La Gen Z recherche des expériences offline avec la violence
Examens de chasseurs amateurs en Allemagne : 2024, troisième valeur la plus élevée depuis 75 ans
L'intérêt pour la chasse de loisir en Allemagne reste indéfectiblement élevé.
La Gen Z est composée de Digital Natives, familiarisés dès leur plus jeune âge avec Internet, les consoles de jeux et les réseaux sociaux. Ils souhaitent désormais combiner expériences virtuelles et expériences offline.
L'année dernière, 21’104 hommes et femmes ont passé l'examen officiel de chasseur amateur, comme l'a communiqué le 6.5.2025 à Berlin la Fédération allemande de chasse de loisir.
Il s'agit du troisième chiffre le plus élevé depuis 75 ans. Seules les années 2022, avec 23’713 candidats, et 2023, avec 22’248, avaient enregistré des chiffres plus importants.
Sur les vingt dernières années, le nombre de participants a ainsi presque doublé. En 2024, la Basse-Saxe arrivait en tête avec plus de 5’400 participants — soit un candidat sur quatre. La Bavière et le Bade-Wurtemberg affichent également une forte demande, avec chacun plus de 2’200 candidats à l'examen. Près d'un cinquième (21 %) des candidats échouent toutefois à leur première tentative.

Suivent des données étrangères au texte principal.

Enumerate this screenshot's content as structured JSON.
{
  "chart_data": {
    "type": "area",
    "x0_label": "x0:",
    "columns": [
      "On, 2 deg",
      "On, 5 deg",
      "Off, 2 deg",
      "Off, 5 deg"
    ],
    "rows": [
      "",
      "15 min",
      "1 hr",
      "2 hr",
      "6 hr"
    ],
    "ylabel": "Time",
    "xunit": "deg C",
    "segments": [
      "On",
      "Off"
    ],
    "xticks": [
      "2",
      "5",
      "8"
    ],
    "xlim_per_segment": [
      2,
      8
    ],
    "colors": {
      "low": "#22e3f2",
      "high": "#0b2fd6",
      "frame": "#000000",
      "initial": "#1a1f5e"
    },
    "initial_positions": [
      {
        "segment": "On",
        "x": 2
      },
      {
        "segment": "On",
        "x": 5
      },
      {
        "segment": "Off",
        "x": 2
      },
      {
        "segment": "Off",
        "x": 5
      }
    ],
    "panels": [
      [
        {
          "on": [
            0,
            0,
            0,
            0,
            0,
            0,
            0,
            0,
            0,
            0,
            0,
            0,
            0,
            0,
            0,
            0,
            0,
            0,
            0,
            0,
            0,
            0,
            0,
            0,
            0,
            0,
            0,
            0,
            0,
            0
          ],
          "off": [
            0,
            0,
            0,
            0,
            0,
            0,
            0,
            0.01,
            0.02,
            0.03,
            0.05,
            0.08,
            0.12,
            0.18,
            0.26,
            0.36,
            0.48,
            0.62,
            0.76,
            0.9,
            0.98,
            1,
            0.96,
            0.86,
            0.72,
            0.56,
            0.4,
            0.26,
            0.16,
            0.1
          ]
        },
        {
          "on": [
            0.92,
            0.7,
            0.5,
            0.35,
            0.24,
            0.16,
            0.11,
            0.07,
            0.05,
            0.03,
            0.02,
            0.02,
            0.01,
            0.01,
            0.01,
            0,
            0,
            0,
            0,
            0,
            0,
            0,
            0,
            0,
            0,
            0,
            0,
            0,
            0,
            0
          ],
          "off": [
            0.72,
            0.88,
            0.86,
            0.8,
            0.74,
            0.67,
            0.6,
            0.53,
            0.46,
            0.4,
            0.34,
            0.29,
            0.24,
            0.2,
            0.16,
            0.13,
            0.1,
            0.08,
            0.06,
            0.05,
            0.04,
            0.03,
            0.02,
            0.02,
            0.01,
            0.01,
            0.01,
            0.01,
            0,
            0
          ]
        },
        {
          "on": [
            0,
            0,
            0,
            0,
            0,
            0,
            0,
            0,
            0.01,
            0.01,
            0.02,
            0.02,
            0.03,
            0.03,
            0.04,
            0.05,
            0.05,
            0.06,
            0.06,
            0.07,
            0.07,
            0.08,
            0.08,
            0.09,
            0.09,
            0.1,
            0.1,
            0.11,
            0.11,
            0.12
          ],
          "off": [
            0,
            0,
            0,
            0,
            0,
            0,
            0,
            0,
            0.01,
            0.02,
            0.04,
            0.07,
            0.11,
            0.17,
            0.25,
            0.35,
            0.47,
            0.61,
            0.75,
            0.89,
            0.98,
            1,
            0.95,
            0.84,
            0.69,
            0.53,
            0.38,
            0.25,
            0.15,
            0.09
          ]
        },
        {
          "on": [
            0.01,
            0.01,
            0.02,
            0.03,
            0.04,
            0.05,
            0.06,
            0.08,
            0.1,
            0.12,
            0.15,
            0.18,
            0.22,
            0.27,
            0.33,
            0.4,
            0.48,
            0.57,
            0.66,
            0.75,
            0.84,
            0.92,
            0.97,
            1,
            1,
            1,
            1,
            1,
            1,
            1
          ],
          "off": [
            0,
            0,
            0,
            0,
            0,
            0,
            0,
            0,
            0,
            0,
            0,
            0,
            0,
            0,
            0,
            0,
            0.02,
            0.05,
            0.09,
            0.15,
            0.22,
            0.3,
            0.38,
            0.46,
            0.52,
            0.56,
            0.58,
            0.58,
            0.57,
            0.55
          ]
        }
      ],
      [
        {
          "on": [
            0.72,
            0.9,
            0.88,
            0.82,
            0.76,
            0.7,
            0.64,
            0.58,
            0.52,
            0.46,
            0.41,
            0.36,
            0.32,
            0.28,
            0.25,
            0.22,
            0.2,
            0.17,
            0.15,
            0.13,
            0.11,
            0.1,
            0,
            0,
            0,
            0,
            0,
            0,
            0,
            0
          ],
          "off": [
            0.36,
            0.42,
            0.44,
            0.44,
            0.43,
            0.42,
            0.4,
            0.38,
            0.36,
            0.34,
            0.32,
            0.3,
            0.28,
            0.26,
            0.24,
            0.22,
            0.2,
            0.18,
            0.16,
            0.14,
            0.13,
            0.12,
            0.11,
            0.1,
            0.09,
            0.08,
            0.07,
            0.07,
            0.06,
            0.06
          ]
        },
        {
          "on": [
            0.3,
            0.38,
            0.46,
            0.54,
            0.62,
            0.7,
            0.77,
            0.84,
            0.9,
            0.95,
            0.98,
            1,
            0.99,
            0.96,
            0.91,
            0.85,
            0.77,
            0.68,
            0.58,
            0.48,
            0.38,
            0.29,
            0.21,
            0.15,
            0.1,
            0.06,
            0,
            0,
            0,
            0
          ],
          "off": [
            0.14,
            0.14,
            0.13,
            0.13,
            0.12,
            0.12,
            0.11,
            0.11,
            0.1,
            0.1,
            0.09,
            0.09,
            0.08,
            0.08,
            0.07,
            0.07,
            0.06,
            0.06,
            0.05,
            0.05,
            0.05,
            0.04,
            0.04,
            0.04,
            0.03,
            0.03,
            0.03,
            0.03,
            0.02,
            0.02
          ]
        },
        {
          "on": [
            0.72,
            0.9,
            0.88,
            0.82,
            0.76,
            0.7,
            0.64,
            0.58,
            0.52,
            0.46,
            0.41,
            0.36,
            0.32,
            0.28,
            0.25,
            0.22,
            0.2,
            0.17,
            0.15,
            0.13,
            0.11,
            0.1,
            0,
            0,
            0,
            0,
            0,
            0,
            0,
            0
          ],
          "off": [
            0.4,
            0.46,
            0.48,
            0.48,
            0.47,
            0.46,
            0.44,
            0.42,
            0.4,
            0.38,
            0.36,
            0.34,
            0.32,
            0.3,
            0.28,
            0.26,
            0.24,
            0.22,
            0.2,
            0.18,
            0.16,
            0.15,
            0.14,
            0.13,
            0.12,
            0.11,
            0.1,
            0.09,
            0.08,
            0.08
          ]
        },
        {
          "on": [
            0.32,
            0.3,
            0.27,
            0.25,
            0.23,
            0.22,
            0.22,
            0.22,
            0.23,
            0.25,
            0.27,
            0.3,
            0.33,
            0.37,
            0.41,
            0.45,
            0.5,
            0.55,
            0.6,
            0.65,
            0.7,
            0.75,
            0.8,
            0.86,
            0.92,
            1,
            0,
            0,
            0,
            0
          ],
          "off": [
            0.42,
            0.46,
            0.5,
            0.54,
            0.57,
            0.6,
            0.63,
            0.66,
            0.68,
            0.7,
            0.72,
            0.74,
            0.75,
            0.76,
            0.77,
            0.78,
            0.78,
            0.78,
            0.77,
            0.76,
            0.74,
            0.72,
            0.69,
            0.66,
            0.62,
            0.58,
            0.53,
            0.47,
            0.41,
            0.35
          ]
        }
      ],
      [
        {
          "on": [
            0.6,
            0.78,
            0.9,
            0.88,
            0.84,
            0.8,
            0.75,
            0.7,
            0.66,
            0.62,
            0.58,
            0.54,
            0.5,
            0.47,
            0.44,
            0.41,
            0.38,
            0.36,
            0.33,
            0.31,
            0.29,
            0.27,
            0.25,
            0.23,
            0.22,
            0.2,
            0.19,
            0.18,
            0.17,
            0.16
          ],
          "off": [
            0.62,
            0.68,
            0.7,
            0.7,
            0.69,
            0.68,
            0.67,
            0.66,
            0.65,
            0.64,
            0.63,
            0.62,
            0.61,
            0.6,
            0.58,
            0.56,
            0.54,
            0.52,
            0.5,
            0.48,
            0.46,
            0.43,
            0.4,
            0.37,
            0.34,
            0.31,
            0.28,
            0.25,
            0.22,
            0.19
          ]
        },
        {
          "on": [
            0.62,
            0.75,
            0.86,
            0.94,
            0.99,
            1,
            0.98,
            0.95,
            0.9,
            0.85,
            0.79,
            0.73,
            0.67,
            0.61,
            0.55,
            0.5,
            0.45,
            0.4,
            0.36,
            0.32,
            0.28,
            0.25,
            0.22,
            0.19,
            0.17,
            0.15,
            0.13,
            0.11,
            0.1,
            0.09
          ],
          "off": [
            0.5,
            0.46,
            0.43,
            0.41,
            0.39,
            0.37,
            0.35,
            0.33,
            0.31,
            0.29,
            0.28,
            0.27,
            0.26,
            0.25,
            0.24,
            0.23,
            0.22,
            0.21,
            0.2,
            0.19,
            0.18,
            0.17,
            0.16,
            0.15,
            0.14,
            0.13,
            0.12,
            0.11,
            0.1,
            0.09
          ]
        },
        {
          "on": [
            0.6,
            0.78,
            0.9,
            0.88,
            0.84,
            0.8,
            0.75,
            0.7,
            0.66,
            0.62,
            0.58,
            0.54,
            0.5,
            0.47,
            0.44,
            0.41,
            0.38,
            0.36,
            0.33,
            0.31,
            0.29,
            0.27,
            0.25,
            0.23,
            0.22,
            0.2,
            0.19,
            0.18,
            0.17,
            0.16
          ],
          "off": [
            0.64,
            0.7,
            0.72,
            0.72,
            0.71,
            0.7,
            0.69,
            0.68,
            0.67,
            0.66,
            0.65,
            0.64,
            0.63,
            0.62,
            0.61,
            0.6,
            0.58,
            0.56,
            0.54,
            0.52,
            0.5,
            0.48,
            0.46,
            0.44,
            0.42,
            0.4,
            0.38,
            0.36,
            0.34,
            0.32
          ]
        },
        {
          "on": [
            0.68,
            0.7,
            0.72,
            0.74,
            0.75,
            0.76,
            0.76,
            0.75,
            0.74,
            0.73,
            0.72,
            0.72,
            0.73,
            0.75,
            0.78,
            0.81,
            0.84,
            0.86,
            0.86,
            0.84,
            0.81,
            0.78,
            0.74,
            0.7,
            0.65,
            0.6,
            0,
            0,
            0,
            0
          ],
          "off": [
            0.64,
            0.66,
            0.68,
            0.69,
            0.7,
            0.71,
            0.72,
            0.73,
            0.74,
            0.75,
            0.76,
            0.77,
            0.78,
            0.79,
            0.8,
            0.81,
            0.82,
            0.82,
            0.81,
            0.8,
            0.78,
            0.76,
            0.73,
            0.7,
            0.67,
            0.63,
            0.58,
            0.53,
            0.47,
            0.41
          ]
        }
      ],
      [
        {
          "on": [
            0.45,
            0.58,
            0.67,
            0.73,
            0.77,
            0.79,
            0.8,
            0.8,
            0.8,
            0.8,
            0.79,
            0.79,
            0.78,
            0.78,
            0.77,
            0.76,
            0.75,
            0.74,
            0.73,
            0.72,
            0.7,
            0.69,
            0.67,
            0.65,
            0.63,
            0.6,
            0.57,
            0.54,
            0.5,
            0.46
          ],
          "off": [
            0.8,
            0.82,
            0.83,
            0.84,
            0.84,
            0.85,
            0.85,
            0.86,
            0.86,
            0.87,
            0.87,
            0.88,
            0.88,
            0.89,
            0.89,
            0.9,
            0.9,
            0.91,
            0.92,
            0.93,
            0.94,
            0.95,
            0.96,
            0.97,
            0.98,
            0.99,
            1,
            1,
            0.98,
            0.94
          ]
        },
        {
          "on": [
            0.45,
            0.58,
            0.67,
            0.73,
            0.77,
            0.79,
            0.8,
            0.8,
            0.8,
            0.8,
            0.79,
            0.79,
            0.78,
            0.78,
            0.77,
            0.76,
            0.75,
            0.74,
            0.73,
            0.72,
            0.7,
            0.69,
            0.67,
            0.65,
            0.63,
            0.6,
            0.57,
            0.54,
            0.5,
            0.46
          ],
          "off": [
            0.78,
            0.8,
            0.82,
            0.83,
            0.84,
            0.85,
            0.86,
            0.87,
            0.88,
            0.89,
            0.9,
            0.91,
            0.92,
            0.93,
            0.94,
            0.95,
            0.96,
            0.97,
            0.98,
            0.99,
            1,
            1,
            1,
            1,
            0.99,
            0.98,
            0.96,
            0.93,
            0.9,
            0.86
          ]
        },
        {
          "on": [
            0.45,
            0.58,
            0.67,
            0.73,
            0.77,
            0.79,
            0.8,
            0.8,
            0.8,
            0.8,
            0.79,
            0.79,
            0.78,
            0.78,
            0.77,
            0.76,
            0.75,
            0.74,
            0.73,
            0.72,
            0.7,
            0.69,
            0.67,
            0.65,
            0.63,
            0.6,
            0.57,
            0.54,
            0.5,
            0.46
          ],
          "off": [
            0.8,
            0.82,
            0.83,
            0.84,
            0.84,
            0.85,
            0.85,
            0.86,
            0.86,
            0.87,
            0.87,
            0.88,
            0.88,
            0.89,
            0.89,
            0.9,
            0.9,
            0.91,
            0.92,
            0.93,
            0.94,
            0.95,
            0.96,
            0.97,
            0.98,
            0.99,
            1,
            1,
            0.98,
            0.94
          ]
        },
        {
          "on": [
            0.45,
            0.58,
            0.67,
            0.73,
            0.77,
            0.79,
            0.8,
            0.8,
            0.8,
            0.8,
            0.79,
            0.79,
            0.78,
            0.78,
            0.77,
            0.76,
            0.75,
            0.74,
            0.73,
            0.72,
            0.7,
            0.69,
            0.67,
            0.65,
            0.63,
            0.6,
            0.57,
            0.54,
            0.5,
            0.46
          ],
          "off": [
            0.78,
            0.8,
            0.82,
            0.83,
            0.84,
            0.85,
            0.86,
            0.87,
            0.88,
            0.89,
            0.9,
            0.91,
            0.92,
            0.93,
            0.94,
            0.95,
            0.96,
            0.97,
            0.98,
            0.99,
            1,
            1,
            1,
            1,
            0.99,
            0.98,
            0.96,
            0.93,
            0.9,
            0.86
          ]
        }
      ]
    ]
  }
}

L'examen, qui se déroule sur plusieurs jours, comprend une partie écrite, une partie orale et une partie pratique. La formation représente environ 120 heures de théorie et 30 heures de pratique. Les matières au programme incluent notamment la biologie du gibier, la pratique de la chasse, la connaissance des armes, la cynologie, l'hygiène de la viande ainsi que le droit de la chasse, des armes, de la protection des animaux et de la nature. La formation de chasseur amateur coûte en moyenne 2’200 euros.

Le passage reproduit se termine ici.